There was a time when fertility levels in Brazil were among the highest in South America--a TFR of more than six as recently as the 1960s and still nearly four in the 1980s. And, of course, that is one of the reasons why Brazil has nearly 200 million people--almost twice the population of Mexico. Indeed, one in two South Americans lives in Brazil. Now, the story with respect to fertility is very different. Fertility has dropped below the replacement level. Why? An article by Cynthia Gorney in this month's National Geographic picks up the story:
Population scholars like José Alberto Carvalho maintain a lively argument about the multiple components of Brazil's fertility plunge. ("Don't let anybody tell you they know for sure what caused the decline," a demographer advised me at Cedeplar, the university-based study center in Belo Horizonte. "We'll never have a winner as the best explanation.") But if one were to try composing a formula for crashing a developing nation's fertility rate without official intervention from the government—no China-style one-child policy, no India-style effort to force sterilization upon the populace—here's a six-point plan, tweaked for the peculiarities of modern Brazil:

1. Industrialize dramatically, urgently, and late, causing your nation to hurtle through in 25 years what economists used to think of as a century's worth of internal rural-to-urban relocation of its citizens.

2. Keep your medications mostly unregulated and your pharmacy system over-the-counter, so that when birth control pills hit the world in the early 1960s, women of all classes can get their hands on them, even without a doctor's prescription, if they can just come up with the money. Nurture in these women a particularly dismissive attitude toward the Catholic Church's position on artificial contraception. (See number 4.)

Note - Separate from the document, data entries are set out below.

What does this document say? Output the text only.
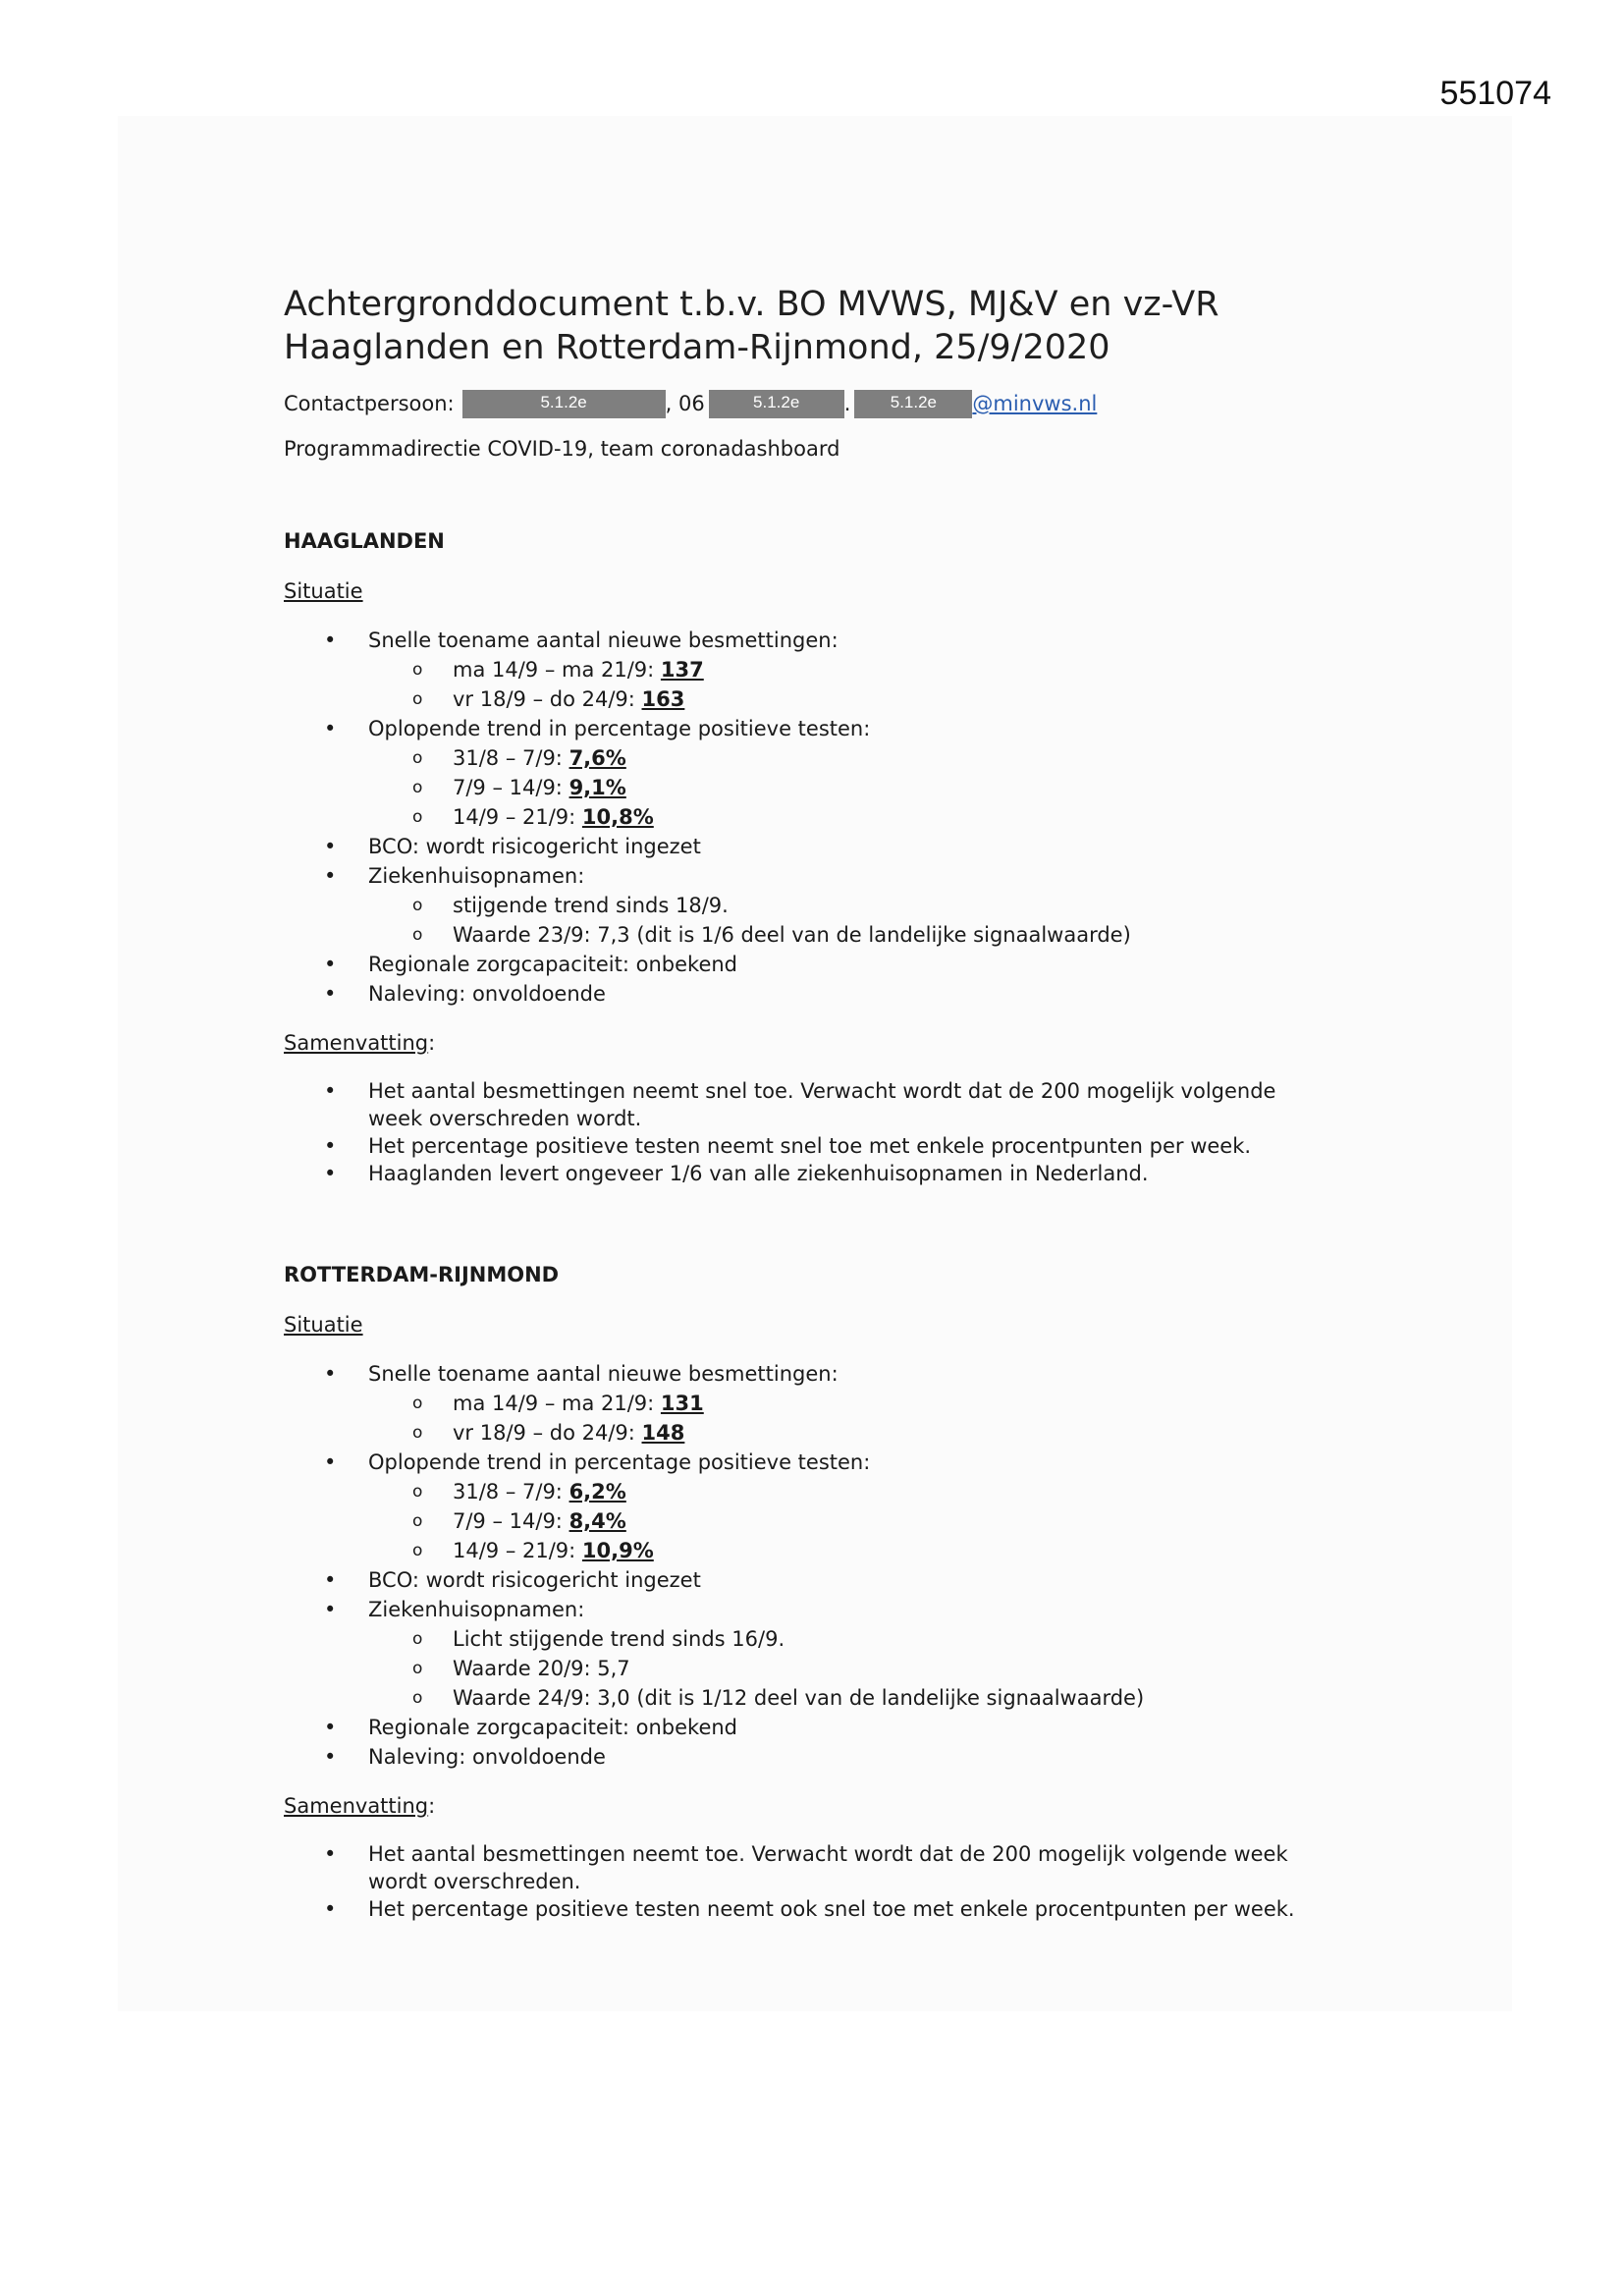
551074
Achtergronddocument t.b.v. BO MVWS, MJ&V en vz-VR
Haaglanden en Rotterdam-Rijnmond, 25/9/2020
Contactpersoon:	5.1.2e	, 06	5.1.2e	.	5.1.2e	@minvws.nl
Programmadirectie COVID-19, team coronadashboard

HAAGLANDEN

Situatie

• Snelle toename aantal nieuwe besmettingen:
o ma 14/9 – ma 21/9: 137
o vr 18/9 – do 24/9: 163
• Oplopende trend in percentage positieve testen:
o 31/8 – 7/9: 7,6%
o 7/9 – 14/9: 9,1%
o 14/9 – 21/9: 10,8%
• BCO: wordt risicogericht ingezet
• Ziekenhuisopnamen:
o stijgende trend sinds 18/9.
o Waarde 23/9: 7,3 (dit is 1/6 deel van de landelijke signaalwaarde)
• Regionale zorgcapaciteit: onbekend
• Naleving: onvoldoende

Samenvatting:

• Het aantal besmettingen neemt snel toe. Verwacht wordt dat de 200 mogelijk volgende week overschreden wordt.
• Het percentage positieve testen neemt snel toe met enkele procentpunten per week.
• Haaglanden levert ongeveer 1/6 van alle ziekenhuisopnamen in Nederland.

ROTTERDAM-RIJNMOND

Situatie

• Snelle toename aantal nieuwe besmettingen:
o ma 14/9 – ma 21/9: 131
o vr 18/9 – do 24/9: 148
• Oplopende trend in percentage positieve testen:
o 31/8 – 7/9: 6,2%
o 7/9 – 14/9: 8,4%
o 14/9 – 21/9: 10,9%
• BCO: wordt risicogericht ingezet
• Ziekenhuisopnamen:
o Licht stijgende trend sinds 16/9.
o Waarde 20/9: 5,7
o Waarde 24/9: 3,0 (dit is 1/12 deel van de landelijke signaalwaarde)
• Regionale zorgcapaciteit: onbekend
• Naleving: onvoldoende

Samenvatting:

• Het aantal besmettingen neemt toe. Verwacht wordt dat de 200 mogelijk volgende week wordt overschreden.
• Het percentage positieve testen neemt ook snel toe met enkele procentpunten per week.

3. Improve your infant and child mortality statistics until families no longer feel compelled to have extra, just-in-case babies on the supposition that a few will die young.

4. Distort your public health system's financial incentives for a generation or two, so that doctors learn they can count on higher pay and more predictable work schedules when they perform cesareans rather than waiting for natural deliveries. Then spread the word, woman to woman, that a public health doctor who has already begun the surgery for a cesarean can probably be persuaded to throw in a discreet tubal ligation, thus ensuring a thriving, decades-long publicly supported gray market for this permanent method of contraception.

5. Introduce electricity and television at the same time in much of the nation's interior, a double disruption of traditional family living patterns, and then flood the airwaves with a singular, vivid, aspirational image of the modern Brazilian family: affluent, light skinned, and small.

And, finally, number 6: Make all your women Brazilians.
There are many more details in the article--and a lot of food for thought. There is also an NPR video on this story that provides some good visuals.